Many researchers have reported that rosacea usually begins in the 30s, peaks in the 50s, and is more common in women than in men [7, 17]. However, some authors have reported that the high prevalence of rosacea in women may be related to genetic or hormonal factors, the greater use of cosmetic products that can trigger rosacea, and the higher number of women who consult a physician for cosmetic problems. However, the fact that rosacea is more common in women may also be related to the higher prevalence and burden of Demodex in female patients.
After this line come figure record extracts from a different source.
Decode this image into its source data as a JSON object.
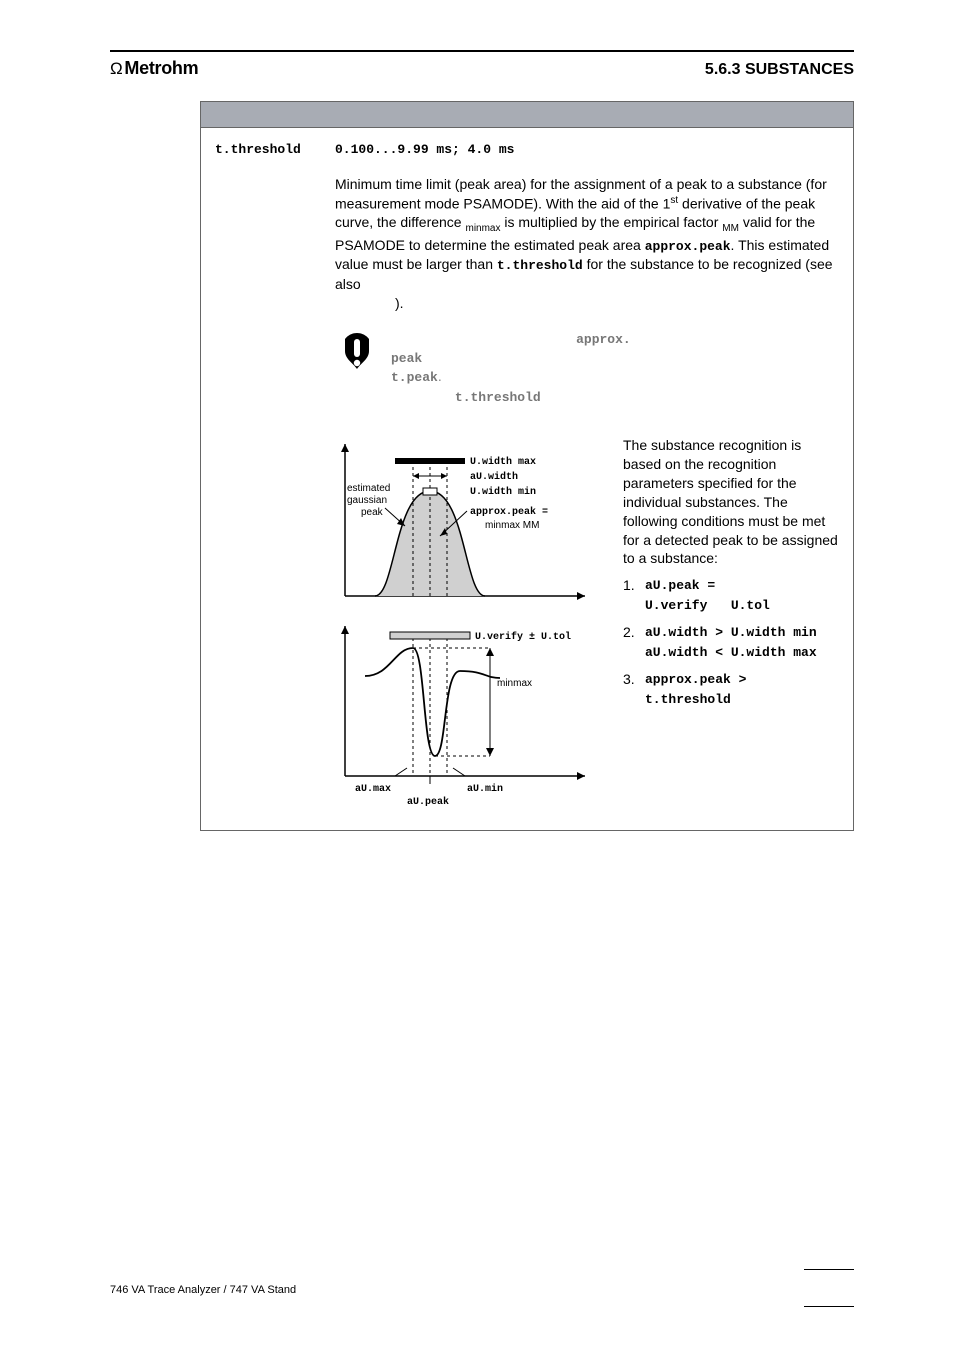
{
  "header": {
    "brand_omega": "Ω",
    "brand_name": "Metrohm",
    "section": "5.6.3 SUBSTANCES"
  },
  "param": {
    "name": "t.threshold",
    "value": "0.100...9.99 ms; 4.0 ms"
  },
  "body": {
    "p1_a": "Minimum time limit (peak area) for the assignment of a peak to a substance (for measurement mode PSAMODE). With the aid of the 1",
    "p1_sup": "st",
    "p1_b": " derivative of the peak curve, the difference ",
    "p1_sub1": "minmax",
    "p1_c": " is multiplied by the empirical factor ",
    "p1_sub2": "MM",
    "p1_d": " valid for the PSAMODE to determine the estimated peak area ",
    "p1_mono1": "approx.peak",
    "p1_e": ". This estimated value must be larger than ",
    "p1_mono2": "t.threshold",
    "p1_f": " for the substance to be recognized (see also",
    "p1_g": ")."
  },
  "note": {
    "t1": "",
    "m1": "approx.",
    "m2": "peak",
    "t2": "",
    "m3": "t.peak",
    "t3": ".",
    "t4": "",
    "m4": "t.threshold",
    "t5": ""
  },
  "figure_labels": {
    "u_width_max": "U.width max",
    "au_width": "aU.width",
    "u_width_min": "U.width min",
    "approx_peak": "approx.peak =",
    "minmax_mm": "minmax    MM",
    "est1": "estimated",
    "est2": "gaussian",
    "est3": "peak",
    "u_verify": "U.verify ± U.tol",
    "minmax": "minmax",
    "au_max": "aU.max",
    "au_peak": "aU.peak",
    "au_min": "aU.min",
    "gray_fill": "#d0d0d0",
    "line_color": "#000000"
  },
  "side_text": {
    "intro": "The substance recognition is based on the recognition parameters specified for the individual substances. The following conditions must be met for a detected peak to be assigned to a substance:"
  },
  "conditions": [
    {
      "num": "1.",
      "lines": [
        "aU.peak =",
        "U.verify   U.tol"
      ]
    },
    {
      "num": "2.",
      "lines": [
        "aU.width > U.width min",
        "aU.width < U.width max"
      ]
    },
    {
      "num": "3.",
      "lines": [
        "approx.peak >",
        "t.threshold"
      ]
    }
  ],
  "footer": {
    "text": "746 VA Trace Analyzer / 747 VA Stand"
  }
}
Kubanov et al, reported that 53.3% of Demodex-positive patients with rosacea were female and the average age of the patients was 51 years [12]. In another study, it was reported that 67.5% of patients with rosacea diagnosed with Demodex were female and the average age of patients was 44 years [29]. In a study by Turgut-Erdemir et al, it was reported that 73% of patients with rosacea diagnosed with Demodex were female, and the mean age of patients was 45.9 years [27]. Consistent with the literature, our study found that the prevalence and burden of Demodex was higher in female patients than in male patients, and that the prevalence and burden of Demodex increased with age.